Ефим определялся сам с собой: стоит ли теперь заглянуть и туда, в Штильное? Ведь сама Ниннель Никандровна, царственная и великодушная историчка, давняя подруга его тети, уважительно попросила его взглянуть компетентно, способный ли тамошний юноша (о нем написали ей) к тому, чтобы художничать и посвятить себя этому? И что Ефима окончательно сподвигло к решению пуститься по воле волн, он сам не знал и уже не слышал внутреннего голоса ни за, ни против. Он не копался в себе, не доискивался до тайных причин; но втайне предполагал, что это может понравиться Насте, ставшей, видимо, для него мотором перемен. Что ж, назвался груздем – полезай в кузов. Верно. И причем он и сам уже завелся, ровно малый: «И лошадок, может, порисую»…

И когда он позвал Настю поехать на недельку в Штильное, и она с радостью согласилась, сегодняшний день для него уже был в прошлом – он распрощался с ним, перелистнул его страничку.

Признаться, Ефим не жаждал заниматься дешевым благотворительством, каковое он и не мог дать никому (при своей шаткости, неуверенности в завтрашнем дне); что-то претило ему раскрывать внутренние объятия кому-то и проявлять радушие чему-то незнаемому, а познать что-то таковое он не спешил.

Уже было, было, что Ефим благотворительствовал – учил ребят рисовать в некой малочисленной студии, откуда один ученик-ремесленник, начинающий художник, как мнил себя, неожиданно, раз и другой наезжал к нему с показом своих работ. В этом провинциальном юноше странно уживалась робость и упорное непонимание чего-то важного для наполнения творческого поиска, не было готовности к цельной для этого работе. Он хотел учиться на художника, но для этого у него, по мнению Ефима, не было данных; их нужно было отчаянно развивать, для чего много, серьезно работать над собой, а не быть просто убежденным человеком, непонимающим всей правды жестокости искусства, мстящего мастеру за незнание его истоков. Нельзя желать жизни за счет искусства, не создавая ничего значительного, заниматься лишь упрощенчеством. Ефим ревновал к нему профанов, испытывал к ним враждебность. Может быть, потому, что сам познал многие несправедливости: одни – в период эвакуации ребенком в сорок первом году, а другие – в послеодесский период, когда расстался с юностью, с матерью и со старшей сестрой.

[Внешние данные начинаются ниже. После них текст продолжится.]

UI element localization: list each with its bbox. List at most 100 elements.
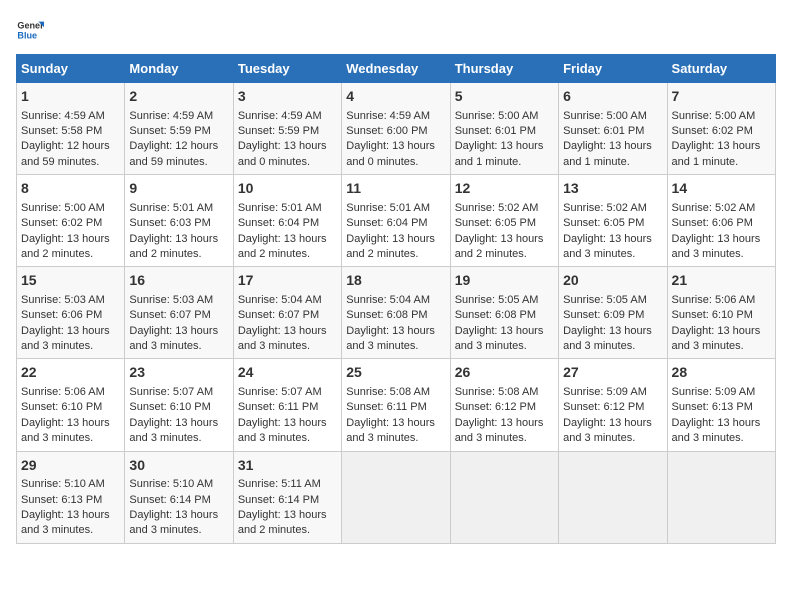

И познания действительности не было утешением, требовало стойких усилий и убеждений. Кому что дано.

Ввечеру, у моря, пляжные знакомые словно оживлением и малозначащими словами заполняли образовавшуюся пустоту перед тем, как распрощаться. Надя, журча голоском, успела похвастаться всем, как она теперь научилась кормить козочек. И теперь совсем-совсем это не страшно. Татьяна Васильевна успела рассказать Насте что-то забавное, а также недостойное из опыта школьного, о нелепой смерти мужа при пожаре на даче. А успешный в делах Константин был убежден, что на него обычно накатывают, как заклятие (так и жди), три происшествия в связке. В июне, например, он угодил на трехколесном мотоцикле в придорожную грязную канаву – пожалел кошку, перебегавшую перед ним дорогу; пока пыжился-натуживался, вытаскивая коляску, повредил позвоночник, да и нашел в грязюге, среди сине светившихся незабудок, дорогущие наручные часы, кем-то оброненные здесь. Видимо, он не первым «гостил» в этом кювете.

Бронзовело небо и море в лучах опускавшегося солнца.

XII

И все опять устроилось по-южному сходным образом.

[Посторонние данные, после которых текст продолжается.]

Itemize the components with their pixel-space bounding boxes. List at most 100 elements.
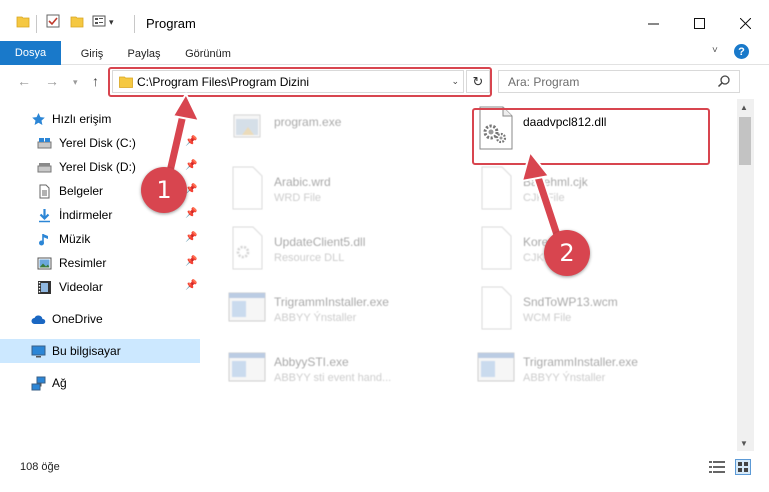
- file-tile[interactable]: Arabic.wrd WRD File: [228, 165, 478, 221]
- maximize-icon: [693, 17, 705, 29]
- properties-check-icon[interactable]: [46, 14, 60, 28]
- file-tile[interactable]: SndToWP13.wcm WCM File: [477, 285, 727, 341]
- file-type: ABBYY sti event hand...: [274, 372, 392, 384]
- file-icon: [232, 166, 263, 210]
- tab-share[interactable]: Paylaş: [122, 42, 166, 65]
- sidebar-item-label: Hızlı erişim: [52, 112, 112, 126]
- sidebar-item-label: Yerel Disk (D:): [59, 160, 136, 174]
- maximize-button[interactable]: [676, 8, 722, 38]
- pin-icon: 📌: [185, 232, 198, 243]
- scroll-up-icon[interactable]: ▲: [740, 103, 748, 112]
- file-type: WCM File: [523, 312, 572, 324]
- forward-arrow-icon[interactable]: →: [45, 73, 59, 89]
- expand-ribbon-chevron-icon[interactable]: ˅: [712, 45, 718, 56]
- file-icon: [481, 226, 512, 270]
- search-input[interactable]: Ara: Program: [498, 70, 740, 93]
- computer-icon: [31, 345, 46, 358]
- vertical-scrollbar[interactable]: ▲ ▼: [737, 99, 754, 451]
- sidebar-item-label: Müzik: [59, 232, 91, 246]
- search-placeholder: Ara: Program: [508, 75, 580, 89]
- sidebar-item-music[interactable]: Müzik 📌: [0, 227, 200, 251]
- star-icon: [32, 113, 45, 125]
- file-type: ABBYY Ýnstaller: [274, 312, 357, 324]
- pictures-icon: [37, 257, 52, 270]
- exe-icon: [233, 114, 261, 138]
- file-name: UpdateClient5.dll: [274, 235, 366, 249]
- scrollbar-thumb[interactable]: [739, 117, 751, 165]
- sidebar-item-drive-c[interactable]: Yerel Disk (C:) 📌: [0, 131, 200, 155]
- file-name: program.exe: [274, 115, 342, 129]
- back-arrow-icon[interactable]: ←: [17, 73, 31, 89]
- customize-toolbar-chevron-icon[interactable]: ▾: [109, 17, 114, 28]
- sidebar-item-label: Yerel Disk (C:): [59, 136, 136, 150]
- file-name: TrigrammInstaller.exe: [274, 295, 389, 309]
- file-icon: [481, 166, 512, 210]
- toolbar-separator: [134, 15, 135, 33]
- pin-icon: 📌: [185, 256, 198, 267]
- dll-gear-icon: [232, 226, 263, 270]
- file-name: AbbyySTI.exe: [274, 355, 349, 369]
- tiles-grid-icon: [738, 462, 748, 472]
- file-tile[interactable]: UpdateClient5.dll Resource DLL: [228, 225, 478, 281]
- sidebar-item-label: Videolar: [59, 280, 103, 294]
- tab-home[interactable]: Giriş: [72, 42, 112, 65]
- sidebar-item-label: Belgeler: [59, 184, 104, 198]
- status-bar: 108 öğe: [0, 451, 769, 492]
- file-tile[interactable]: TrigrammInstaller.exe ABBYY Ýnstaller: [228, 285, 478, 341]
- navigation-pane: Hızlı erişim Yerel Disk (C:) 📌 Yerel Dis…: [0, 99, 200, 451]
- scroll-down-icon[interactable]: ▼: [740, 439, 748, 448]
- pin-icon: 📌: [185, 280, 198, 291]
- new-folder-icon[interactable]: [70, 14, 84, 28]
- file-tile[interactable]: Korean.cjk CJK File: [477, 225, 727, 281]
- drive-icon: [37, 163, 52, 173]
- sidebar-item-videos[interactable]: Videolar 📌: [0, 275, 200, 299]
- drive-icon: [37, 138, 52, 149]
- item-count: 108 öğe: [20, 461, 60, 473]
- file-name: Arabic.wrd: [274, 175, 331, 189]
- file-type: Resource DLL: [274, 252, 345, 264]
- exe-icon: [228, 292, 266, 322]
- search-icon: [717, 75, 730, 88]
- minimize-button[interactable]: [630, 8, 676, 38]
- dll-highlight-box: [472, 108, 710, 165]
- sidebar-item-onedrive[interactable]: OneDrive: [0, 307, 200, 331]
- window-title: Program: [146, 16, 196, 31]
- exe-icon: [477, 352, 515, 382]
- file-tile[interactable]: program.exe: [228, 105, 478, 161]
- file-icon: [481, 286, 512, 330]
- file-tile[interactable]: Basehml.cjk CJK File: [477, 165, 727, 221]
- recent-locations-chevron-icon[interactable]: ▾: [73, 77, 78, 88]
- music-icon: [39, 234, 48, 246]
- file-name: Basehml.cjk: [523, 175, 588, 189]
- sidebar-item-quick-access[interactable]: Hızlı erişim: [0, 107, 200, 131]
- sidebar-item-label: Bu bilgisayar: [52, 344, 121, 358]
- exe-icon: [228, 352, 266, 382]
- file-tile[interactable]: TrigrammInstaller.exe ABBYY Ýnstaller: [477, 345, 727, 401]
- file-type: WRD File: [274, 192, 322, 204]
- step-badge-1: 1: [141, 167, 187, 213]
- documents-icon: [39, 184, 50, 199]
- sidebar-item-label: Resimler: [59, 256, 107, 270]
- close-button[interactable]: [722, 8, 768, 38]
- sidebar-item-network[interactable]: Ağ: [0, 371, 200, 395]
- file-type: CJK File: [523, 192, 565, 204]
- pin-icon: 📌: [185, 160, 198, 171]
- sidebar-item-label: Ağ: [52, 376, 67, 390]
- sidebar-item-pictures[interactable]: Resimler 📌: [0, 251, 200, 275]
- view-list-icon[interactable]: [92, 14, 106, 28]
- title-bar: ▾ Program: [0, 0, 769, 38]
- help-icon[interactable]: ?: [734, 44, 749, 59]
- sidebar-item-this-pc[interactable]: Bu bilgisayar: [0, 339, 200, 363]
- file-type: ABBYY Ýnstaller: [523, 372, 606, 384]
- tab-file[interactable]: Dosya: [0, 41, 61, 65]
- minimize-icon: [647, 23, 659, 24]
- file-tile[interactable]: AbbyySTI.exe ABBYY sti event hand...: [228, 345, 478, 401]
- sidebar-item-label: OneDrive: [52, 312, 103, 326]
- sidebar-item-label: İndirmeler: [59, 208, 113, 222]
- tab-view[interactable]: Görünüm: [180, 42, 236, 65]
- tiles-view-icon[interactable]: [735, 459, 751, 475]
- up-arrow-icon[interactable]: ↑: [92, 73, 99, 89]
- details-view-icon[interactable]: [709, 460, 725, 474]
- step-badge-2: 2: [544, 230, 590, 276]
- file-name: SndToWP13.wcm: [523, 295, 618, 309]
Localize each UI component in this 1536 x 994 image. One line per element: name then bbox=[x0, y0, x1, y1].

Днем поезд ввез Настю и Ефима в Евпаторию (неуютно-пыльный, показалось, город кипел многолюдьем, детьми), а отсюда они покатили, обгоняя посевные зеленые поляны к Западу, в сторону поселка Штильное – в пикапе «Госсевинспекции». Благожелательно-словоохотливый шофер Никанор, взявший их подвезти, ехал как раз сюда по приказу своего шефа – для того, чтобы договориться о возможности ремонта этой поизносившейся до дырок беговушки: местные были хорошие мастера-ремонтники; ехать же с этим делом в даль дальнюю – на Ижевский завод – было бы сверхубыточно. Зачем переплачивать зря?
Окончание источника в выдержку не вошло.